Un pavé de neuf contes amoraux, liés par la présence de trois mystérieuses sœurs et leur bouc. Des sorcières, pour le meilleur et pour le pire. Un dessin clivant mais une maturité dans l’écriture et une mosaïque formant un tout marquant.
Il n’y a pas de morale à ces histoires plus ou moins longues courant sur plus de 370 pages. C’est comme un pied de nez : certains comportements masculins sont critiquables, mais les réponses apportées par les trois sorcières le sont également, même si l’une d’entre elles est plus optimiste sur le genre humain. C’est d’ailleurs souvent par ses actions que les problèmes surviennent. Elles ont une logique apparemment égoïste, même si certaines de leurs actions sont louables. Dans plusieurs récits, elles accueillent dans un orphelinat des jeunes garçons, mais dans un but peu catholique… La fin justifie-t-elle les moyens ?

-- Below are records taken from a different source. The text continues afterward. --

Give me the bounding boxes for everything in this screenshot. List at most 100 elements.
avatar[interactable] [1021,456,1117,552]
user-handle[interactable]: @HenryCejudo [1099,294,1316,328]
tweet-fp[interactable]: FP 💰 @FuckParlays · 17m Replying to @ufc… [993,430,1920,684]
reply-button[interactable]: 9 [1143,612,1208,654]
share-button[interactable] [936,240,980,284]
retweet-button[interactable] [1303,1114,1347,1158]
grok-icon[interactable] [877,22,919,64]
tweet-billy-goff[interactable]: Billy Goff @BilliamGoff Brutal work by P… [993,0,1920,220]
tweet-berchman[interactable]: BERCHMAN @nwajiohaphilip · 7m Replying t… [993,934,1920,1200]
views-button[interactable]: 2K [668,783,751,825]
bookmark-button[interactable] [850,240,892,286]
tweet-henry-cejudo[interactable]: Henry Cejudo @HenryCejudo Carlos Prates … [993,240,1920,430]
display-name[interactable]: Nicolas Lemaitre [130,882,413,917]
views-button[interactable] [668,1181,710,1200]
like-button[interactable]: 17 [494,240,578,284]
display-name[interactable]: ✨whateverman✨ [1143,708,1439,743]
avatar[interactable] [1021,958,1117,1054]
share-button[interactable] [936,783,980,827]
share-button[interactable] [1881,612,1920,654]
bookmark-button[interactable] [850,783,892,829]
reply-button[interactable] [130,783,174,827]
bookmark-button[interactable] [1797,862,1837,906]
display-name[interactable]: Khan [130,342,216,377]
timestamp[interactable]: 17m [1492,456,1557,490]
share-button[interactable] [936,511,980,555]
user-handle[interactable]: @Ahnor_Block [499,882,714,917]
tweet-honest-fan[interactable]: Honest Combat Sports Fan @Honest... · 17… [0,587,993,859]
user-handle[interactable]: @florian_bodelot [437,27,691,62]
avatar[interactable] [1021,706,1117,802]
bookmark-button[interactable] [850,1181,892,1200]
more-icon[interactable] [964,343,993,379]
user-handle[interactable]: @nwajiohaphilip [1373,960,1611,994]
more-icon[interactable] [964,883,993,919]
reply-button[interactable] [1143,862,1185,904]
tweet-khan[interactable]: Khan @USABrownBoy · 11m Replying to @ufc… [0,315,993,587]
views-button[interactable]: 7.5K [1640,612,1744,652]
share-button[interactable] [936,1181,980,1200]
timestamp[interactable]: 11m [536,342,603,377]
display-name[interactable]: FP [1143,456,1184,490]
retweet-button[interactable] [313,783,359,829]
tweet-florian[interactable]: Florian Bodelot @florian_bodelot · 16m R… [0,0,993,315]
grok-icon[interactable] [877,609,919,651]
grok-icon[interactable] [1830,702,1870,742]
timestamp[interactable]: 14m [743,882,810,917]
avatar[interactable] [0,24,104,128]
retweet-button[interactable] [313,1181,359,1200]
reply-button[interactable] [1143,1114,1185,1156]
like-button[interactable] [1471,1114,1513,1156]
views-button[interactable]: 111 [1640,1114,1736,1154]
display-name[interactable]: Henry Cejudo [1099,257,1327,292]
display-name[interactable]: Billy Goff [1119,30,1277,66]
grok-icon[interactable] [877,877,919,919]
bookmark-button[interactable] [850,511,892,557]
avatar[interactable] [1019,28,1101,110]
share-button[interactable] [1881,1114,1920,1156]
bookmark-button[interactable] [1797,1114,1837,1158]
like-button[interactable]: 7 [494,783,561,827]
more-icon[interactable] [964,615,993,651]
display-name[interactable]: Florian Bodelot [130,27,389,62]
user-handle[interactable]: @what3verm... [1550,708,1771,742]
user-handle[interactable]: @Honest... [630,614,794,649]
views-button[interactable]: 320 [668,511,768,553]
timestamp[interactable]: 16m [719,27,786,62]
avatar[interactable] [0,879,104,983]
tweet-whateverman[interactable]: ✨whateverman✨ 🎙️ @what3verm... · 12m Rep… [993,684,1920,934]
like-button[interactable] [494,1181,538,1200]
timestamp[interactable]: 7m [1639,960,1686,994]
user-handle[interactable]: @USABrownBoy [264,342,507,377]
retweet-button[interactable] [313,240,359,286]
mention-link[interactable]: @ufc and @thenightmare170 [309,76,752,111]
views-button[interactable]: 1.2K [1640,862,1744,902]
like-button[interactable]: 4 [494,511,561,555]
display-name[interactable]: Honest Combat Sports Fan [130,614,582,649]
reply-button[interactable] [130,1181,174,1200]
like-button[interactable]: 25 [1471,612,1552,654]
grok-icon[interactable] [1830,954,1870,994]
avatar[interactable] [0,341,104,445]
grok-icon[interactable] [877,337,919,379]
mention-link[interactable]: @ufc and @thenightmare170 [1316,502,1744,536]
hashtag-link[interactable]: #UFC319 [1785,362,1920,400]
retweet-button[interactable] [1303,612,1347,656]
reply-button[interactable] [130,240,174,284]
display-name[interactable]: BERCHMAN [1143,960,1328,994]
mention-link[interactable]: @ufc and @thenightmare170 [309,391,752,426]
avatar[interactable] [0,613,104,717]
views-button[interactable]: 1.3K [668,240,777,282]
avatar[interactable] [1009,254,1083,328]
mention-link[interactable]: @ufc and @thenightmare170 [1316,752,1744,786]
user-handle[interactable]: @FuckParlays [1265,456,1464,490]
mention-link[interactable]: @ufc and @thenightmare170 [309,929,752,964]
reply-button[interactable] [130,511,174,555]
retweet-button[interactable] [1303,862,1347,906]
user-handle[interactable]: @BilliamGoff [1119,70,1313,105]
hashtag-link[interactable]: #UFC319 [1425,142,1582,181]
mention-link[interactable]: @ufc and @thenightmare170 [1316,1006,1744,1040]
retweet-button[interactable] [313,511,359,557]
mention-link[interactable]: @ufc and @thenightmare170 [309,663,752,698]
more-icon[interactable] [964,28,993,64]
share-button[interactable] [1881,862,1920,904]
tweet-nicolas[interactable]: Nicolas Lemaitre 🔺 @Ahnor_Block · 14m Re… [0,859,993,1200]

Walicho © Sole Otero - Ça et là
Chaque récit est différencié par le choix de couleurs, les variations dans le style graphique. Les époques sont également différentes, courant depuis le XVIIIè siècle jusqu’à nos jours. Une des meilleures histoires a la forme du journal intime d’une pré-adolescente. Au fil des récits, des connexions apparaissent entre certains protagonistes. Par exemple, un fils adoptif des trois sœurs, adulte dans un récit sur une relation virtuelle envahissante, réapparait enfant dans un autre. Et sa sœur est au centre d’un troisième.
Notre histoire préférée est celle d’un quadra qui raconte à un pote comment les trois sœurs envoûtent des hommes pour en faire des étalons infatigables. Lui-même est tombé dans leurs rets. Les dialogues sont savoureux, l’histoire drôle et intrigante.
Sole Otero, Argentine, habite depuis plusieurs années à Angoulême. On n’est pas obligé d’être fan de son dessin volontairement déformé, avec des personnages à la large carrure et à la petite tête. Mais force est de constater qu’elle mène bien sa barque, alliant ici son goût pour les récits horrifiques à un féminisme très contemporain bien dosé.
Son choix de ne pas faire des trois sœurs des personnages trop positifs est une bonne idée. Leur ambiguïté les rend mystérieuses et c’est mieux ainsi.